The club had not made a decision on whether to support the recall effort, Hackett said, explaining that he was troubled by the state’s plan for new taxes, despite its already sizable budget.
“We’re making significant payments and getting minimum results, so from that perspective, I was unhappy with his vote,” he said. “But listening to him, his position is that by voting the way he did, he achieved several significant advantages,” he said of a recent discussion with the assemblyman.
The California Republican Party has not taken a stance on the recall effort, which is still in its early stages and may not make it onto ballots, said Hector Barajas, director of communications for the party.

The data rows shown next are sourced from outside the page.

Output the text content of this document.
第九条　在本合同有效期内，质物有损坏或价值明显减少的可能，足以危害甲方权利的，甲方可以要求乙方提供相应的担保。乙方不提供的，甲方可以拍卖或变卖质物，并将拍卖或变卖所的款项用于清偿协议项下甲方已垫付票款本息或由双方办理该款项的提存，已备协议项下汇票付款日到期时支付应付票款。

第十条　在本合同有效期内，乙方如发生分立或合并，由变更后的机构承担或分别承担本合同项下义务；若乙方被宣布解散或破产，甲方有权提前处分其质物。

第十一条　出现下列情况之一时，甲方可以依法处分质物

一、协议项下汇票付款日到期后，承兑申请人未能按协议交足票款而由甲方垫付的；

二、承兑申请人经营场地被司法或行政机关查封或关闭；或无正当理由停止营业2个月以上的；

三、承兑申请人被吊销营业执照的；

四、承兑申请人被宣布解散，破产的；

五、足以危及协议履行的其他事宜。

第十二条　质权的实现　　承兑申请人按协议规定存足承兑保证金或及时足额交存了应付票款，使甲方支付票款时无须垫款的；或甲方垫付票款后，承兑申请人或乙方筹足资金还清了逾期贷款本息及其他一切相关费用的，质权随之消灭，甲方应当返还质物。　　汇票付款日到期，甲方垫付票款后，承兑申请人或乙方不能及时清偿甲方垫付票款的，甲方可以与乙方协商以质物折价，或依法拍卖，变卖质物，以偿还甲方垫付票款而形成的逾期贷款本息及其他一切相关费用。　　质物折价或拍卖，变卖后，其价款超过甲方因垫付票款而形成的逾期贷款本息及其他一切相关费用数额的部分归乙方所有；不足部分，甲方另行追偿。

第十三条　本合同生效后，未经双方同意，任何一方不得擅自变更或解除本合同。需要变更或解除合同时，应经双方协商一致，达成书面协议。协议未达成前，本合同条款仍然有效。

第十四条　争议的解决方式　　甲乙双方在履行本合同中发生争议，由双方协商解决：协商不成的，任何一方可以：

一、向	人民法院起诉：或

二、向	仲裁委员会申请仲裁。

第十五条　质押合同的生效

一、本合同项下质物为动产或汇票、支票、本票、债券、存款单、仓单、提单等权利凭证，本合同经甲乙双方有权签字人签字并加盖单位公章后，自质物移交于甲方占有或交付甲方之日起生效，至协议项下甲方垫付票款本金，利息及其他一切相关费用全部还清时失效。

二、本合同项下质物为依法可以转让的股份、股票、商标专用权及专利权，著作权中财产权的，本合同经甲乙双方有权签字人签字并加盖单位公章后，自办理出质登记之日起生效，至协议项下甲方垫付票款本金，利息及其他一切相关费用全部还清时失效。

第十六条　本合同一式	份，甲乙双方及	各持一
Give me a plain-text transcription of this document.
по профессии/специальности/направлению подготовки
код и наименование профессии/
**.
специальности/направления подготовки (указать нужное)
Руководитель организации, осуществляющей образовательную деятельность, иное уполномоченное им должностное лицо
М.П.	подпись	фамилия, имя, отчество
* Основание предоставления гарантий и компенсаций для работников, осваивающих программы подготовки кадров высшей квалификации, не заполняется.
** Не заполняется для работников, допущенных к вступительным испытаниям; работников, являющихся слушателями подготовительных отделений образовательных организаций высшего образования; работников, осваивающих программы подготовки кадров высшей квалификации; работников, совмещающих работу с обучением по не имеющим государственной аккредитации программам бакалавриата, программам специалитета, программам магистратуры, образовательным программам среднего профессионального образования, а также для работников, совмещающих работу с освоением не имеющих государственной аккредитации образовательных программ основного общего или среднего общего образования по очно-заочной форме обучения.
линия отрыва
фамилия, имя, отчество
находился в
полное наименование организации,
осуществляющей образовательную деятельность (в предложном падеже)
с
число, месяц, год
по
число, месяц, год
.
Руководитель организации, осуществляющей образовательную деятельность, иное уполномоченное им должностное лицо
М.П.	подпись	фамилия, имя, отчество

Adams has not been contacted by county registrars, after which he will have seven days to respond to the notice.
And the recall campaign organizers will still need to collect petition signatures from about 50,000 constituents, about 20% of the 252,066 voters in the district, in order to initiate a recall election.

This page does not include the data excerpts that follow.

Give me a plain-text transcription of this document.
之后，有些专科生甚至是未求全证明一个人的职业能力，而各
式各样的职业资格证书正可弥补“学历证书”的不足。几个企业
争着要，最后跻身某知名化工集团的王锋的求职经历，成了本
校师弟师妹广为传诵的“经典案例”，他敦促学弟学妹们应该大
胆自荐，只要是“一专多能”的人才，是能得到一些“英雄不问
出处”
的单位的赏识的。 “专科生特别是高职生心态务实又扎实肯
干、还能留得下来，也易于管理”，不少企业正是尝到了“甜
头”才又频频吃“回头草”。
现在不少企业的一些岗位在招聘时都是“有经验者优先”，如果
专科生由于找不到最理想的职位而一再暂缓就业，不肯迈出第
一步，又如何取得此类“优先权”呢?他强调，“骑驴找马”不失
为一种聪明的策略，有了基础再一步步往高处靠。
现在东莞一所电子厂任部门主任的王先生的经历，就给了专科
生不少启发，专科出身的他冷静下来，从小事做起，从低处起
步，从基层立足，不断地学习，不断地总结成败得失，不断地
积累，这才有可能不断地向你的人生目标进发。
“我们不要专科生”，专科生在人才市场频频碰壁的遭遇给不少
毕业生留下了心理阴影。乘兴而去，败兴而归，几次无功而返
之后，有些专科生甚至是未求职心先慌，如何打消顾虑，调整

Only nine recall elections have taken place in California since the first effort in 1913, although 145 recalls have been attempted.
Of the nine recall elections, five officials were successfully removed from office, including two state senators, two Assembly members and Gov. Gray Davis, who was replaced by Gov. Arnold Schwarzenegger in 2003.
The two Assembly recall campaigns occurred in 1994 and 1995, 180 years after the prior recall successes in 1913 and 1914.
The 1994 and 1995 campaigns were both headed by Schroeder, he said.